I am trying to use the lime package to explain the results from a lasso model fitted with tidymodels that uses text to predict the outcome. I have done my best to code this up, but there are two problems:
plot_features(explanation)
does not produce the desired figure that lime should be producing.plot_text_explanations(explanation)
issues an error instead of producing the plot (see this blog post for examples of what this plot should look like).
I want to use tidymodels specifically, and not another package like caret or another model function. Any help with this would be much appreciated. Below is a reproducible example:
library("conflicted")
library("lime")
conflict_prefer("explain", "lime")
library("textrecipes")
library("tidymodels")
library("tidyverse")
conflict_prefer("slice", "dplyr")
reviews <- quanteda.textmodels::data_corpus_moviereviews |>
quanteda::convert(to = "data.frame") |>
tibble() |>
select(rating = sentiment, text)
set.seed(1234)
review_split <- initial_split(reviews, strata = rating)

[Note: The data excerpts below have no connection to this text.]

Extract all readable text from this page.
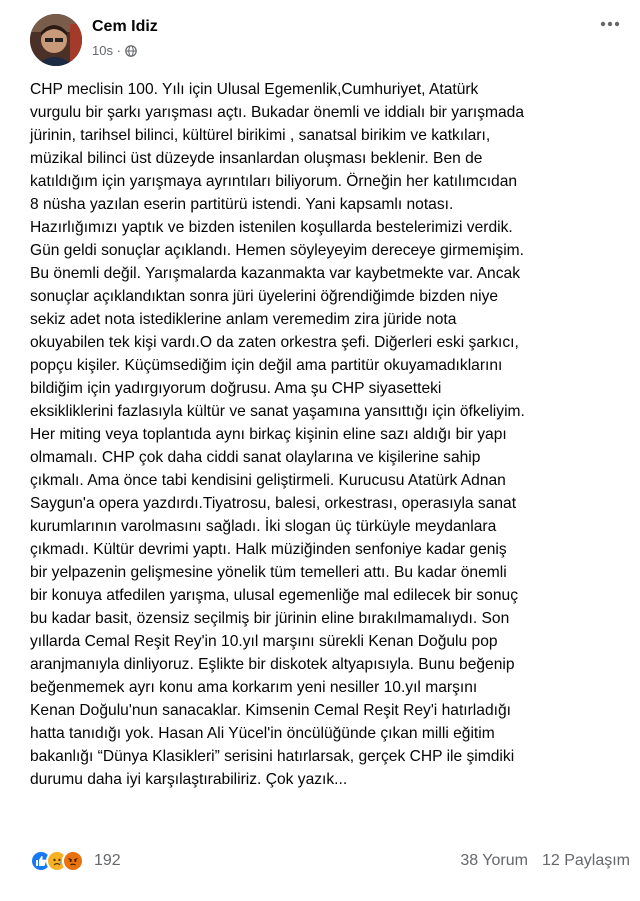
Cem Idiz
10s ·
CHP meclisin 100. Yılı için Ulusal Egemenlik,Cumhuriyet, Atatürk
vurgulu bir şarkı yarışması açtı. Bukadar önemli ve iddialı bir yarışmada
jürinin, tarihsel bilinci, kültürel birikimi , sanatsal birikim ve katkıları,
müzikal bilinci üst düzeyde insanlardan oluşması beklenir. Ben de
katıldığım için yarışmaya ayrıntıları biliyorum. Örneğin her katılımcıdan
8 nüsha yazılan eserin partitürü istendi. Yani kapsamlı notası.
Hazırlığımızı yaptık ve bizden istenilen koşullarda bestelerimizi verdik.
Gün geldi sonuçlar açıklandı. Hemen söyleyeyim dereceye girmemişim.
Bu önemli değil. Yarışmalarda kazanmakta var kaybetmekte var. Ancak
sonuçlar açıklandıktan sonra jüri üyelerini öğrendiğimde bizden niye
sekiz adet nota istediklerine anlam veremedim zira jüride nota
okuyabilen tek kişi vardı.O da zaten orkestra şefi. Diğerleri eski şarkıcı,
popçu kişiler. Küçümsediğim için değil ama partitür okuyamadıklarını
bildiğim için yadırgıyorum doğrusu. Ama şu CHP siyasetteki
eksikliklerini fazlasıyla kültür ve sanat yaşamına yansıttığı için öfkeliyim.
Her miting veya toplantıda aynı birkaç kişinin eline sazı aldığı bir yapı
olmamalı. CHP çok daha ciddi sanat olaylarına ve kişilerine sahip
çıkmalı. Ama önce tabi kendisini geliştirmeli. Kurucusu Atatürk Adnan
Saygun'a opera yazdırdı.Tiyatrosu, balesi, orkestrası, operasıyla sanat
kurumlarının varolmasını sağladı. İki slogan üç türküyle meydanlara
çıkmadı. Kültür devrimi yaptı. Halk müziğinden senfoniye kadar geniş
bir yelpazenin gelişmesine yönelik tüm temelleri attı. Bu kadar önemli
bir konuya atfedilen yarışma, ulusal egemenliğe mal edilecek bir sonuç
bu kadar basit, özensiz seçilmiş bir jürinin eline bırakılmamalıydı. Son
yıllarda Cemal Reşit Rey'in 10.yıl marşını sürekli Kenan Doğulu pop
aranjmanıyla dinliyoruz. Eşlikte bir diskotek altyapısıyla. Bunu beğenip
beğenmemek ayrı konu ama korkarım yeni nesiller 10.yıl marşını
Kenan Doğulu'nun sanacaklar. Kimsenin Cemal Reşit Rey'i hatırladığı
hatta tanıdığı yok. Hasan Ali Yücel'in öncülüğünde çıkan milli eğitim
bakanlığı “Dünya Klasikleri” serisini hatırlarsak, gerçek CHP ile şimdiki
durumu daha iyi karşılaştırabiliriz. Çok yazık...
192	38 Yorum 12 Paylaşım
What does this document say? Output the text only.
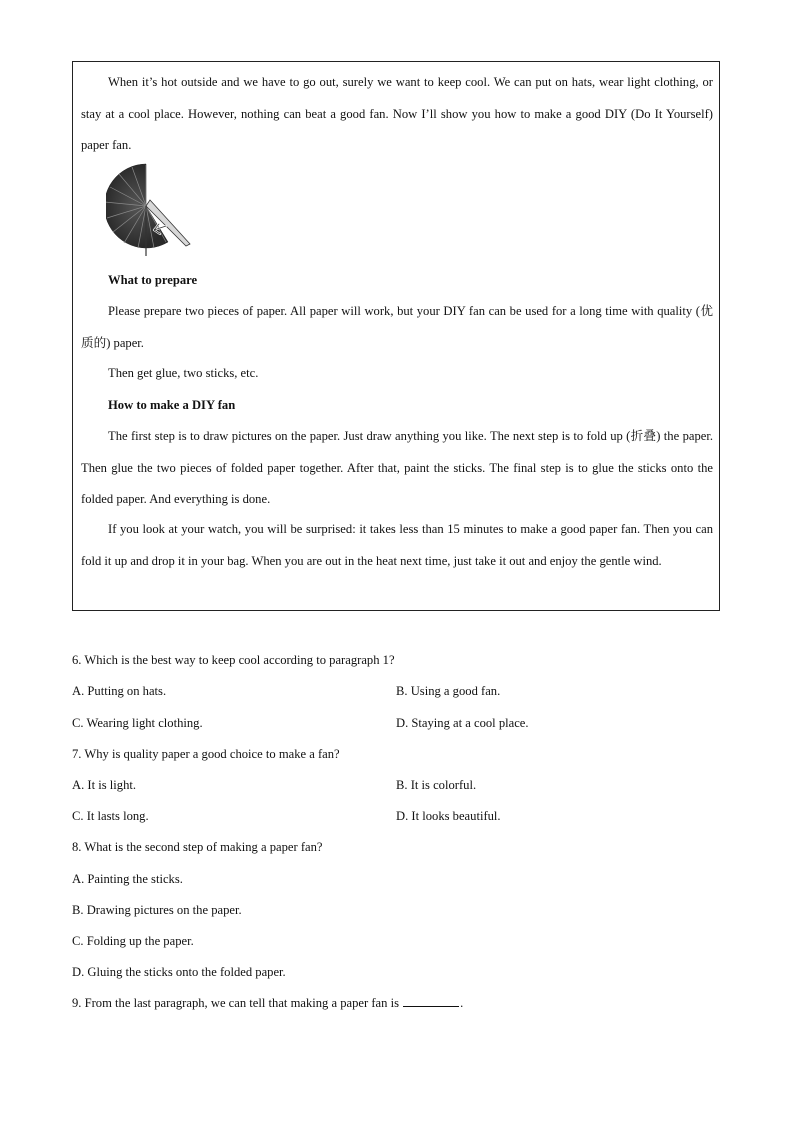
When it’s hot outside and we have to go out, surely we want to keep cool. We can put on hats, wear light clothing, or stay at a cool place. However, nothing can beat a good fan. Now I’ll show you how to make a good DIY (Do It Yourself) paper fan.

What to prepare

Please prepare two pieces of paper. All paper will work, but your DIY fan can be used for a long time with quality (优质的) paper.

Then get glue, two sticks, etc.

How to make a DIY fan

The first step is to draw pictures on the paper. Just draw anything you like. The next step is to fold up (折叠) the paper. Then glue the two pieces of folded paper together. After that, paint the sticks. The final step is to glue the sticks onto the folded paper. And everything is done.

If you look at your watch, you will be surprised: it takes less than 15 minutes to make a good paper fan. Then you can fold it up and drop it in your bag. When you are out in the heat next time, just take it out and enjoy the gentle wind.

6. Which is the best way to keep cool according to paragraph 1?

A. Putting on hats.	B. Using a good fan.

C. Wearing light clothing.	D. Staying at a cool place.

7. Why is quality paper a good choice to make a fan?

A. It is light.	B. It is colorful.

C. It lasts long.	D. It looks beautiful.

8. What is the second step of making a paper fan?

A. Painting the sticks.

B. Drawing pictures on the paper.

C. Folding up the paper.

D. Gluing the sticks onto the folded paper.

9. From the last paragraph, we can tell that making a paper fan is	.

review_train <- training(review_split)
review_test <- testing(review_split)
lasso_recipe <- recipe(rating ~ text, data = review_train) |>
step_tokenize(text) |>
step_stopwords(text) |>
step_tokenfilter(text, max_tokens = 100) |>
step_tfidf(text) |>
step_normalize(all_predictors())
lasso_spec <- logistic_reg(penalty = 0.1, mixture = 1) |>
set_mode("classification") |>
set_engine("glmnet")
lasso_wf <- workflow() |>
add_recipe(lasso_recipe) |>
add_model(lasso_spec)
lasso_fit <- lasso_wf |>
fit(data = review_train)
predict(lasso_fit, review_test)
#> # A tibble: 500 × 1
#> .pred_class
#> <fct>
#> 1 neg
#> 2 neg
#> 3 neg
#> 4 pos
#> 5 neg
#> 6 neg
#> 7 pos
#> 8 pos
#> 9 pos
#> 10 neg
#> # … with 490 more rows
preprocess <- function(input) {
baked <- recipe(rating ~ text, data = input) |>
step_tokenize(text) |>
step_stopwords(text) |>
step_tokenfilter(text, max_tokens = 100) |>
step_tfidf(text) |>
step_normalize(all_predictors()) |>
prep() |>
bake(new_data = NULL) |>
select(-rating)
return(baked)
}
preprocess(slice(reviews, 1:3))
#> # A tibble: 3 × 100
#> tfidf_text_10 tfidf_…¹ tfidf…² tfidf…³ tfidf…⁴ tfidf…⁵ tfidf…⁶ tfidf…⁷ tfidf…⁸
#> <dbl> <dbl> <dbl> <dbl> <dbl> <dbl> <dbl> <dbl> <dbl>
#> 1 1.15 -0.577 1.15 1.15 -0.813 1.15 0.283 1.15 -0.577
#> 2 -0.577 -0.577 -0.577 -0.577 1.12 -0.577 -1.11 -0.577 1.15
#> 3 -0.577 1.15 -0.577 -0.577 -0.304 -0.577 0.828 -0.577 -0.577
#> # … with 91 more variables: tfidf_text_attempt <dbl>,
#> # tfidf_text_audience <dbl>, tfidf_text_away <dbl>, tfidf_text_back <dbl>,
#> # tfidf_text_bad <dbl>, tfidf_text_baldwin <dbl>, tfidf_text_based <dbl>,
#> # tfidf_text_big <dbl>, tfidf_text_biggest <dbl>,
#> # tfidf_text_characters <dbl>, tfidf_text_chase <dbl>,
#> # tfidf_text_claire <dbl>, tfidf_text_clear <dbl>, tfidf_text_comes <dbl>,
#> # tfidf_text_coming <dbl>, tfidf_text_cool <dbl>, tfidf_text_course <dbl>, …
explainer <- lime(
slice(reviews, 1:3),
model = extract_fit_parsnip(lasso_fit),
preprocess = preprocess
)
explanation <- explain(
slice(reviews, 1:3),
explainer = explainer,
labels = "pos",
n_features = 10
)
# plot_features() does not produce the correct plot
plot_features(explanation)
# plot_text_explanations() issues an error
plot_text_explanations(explanation)
#> Error: original_text is not a string (a length one character vector).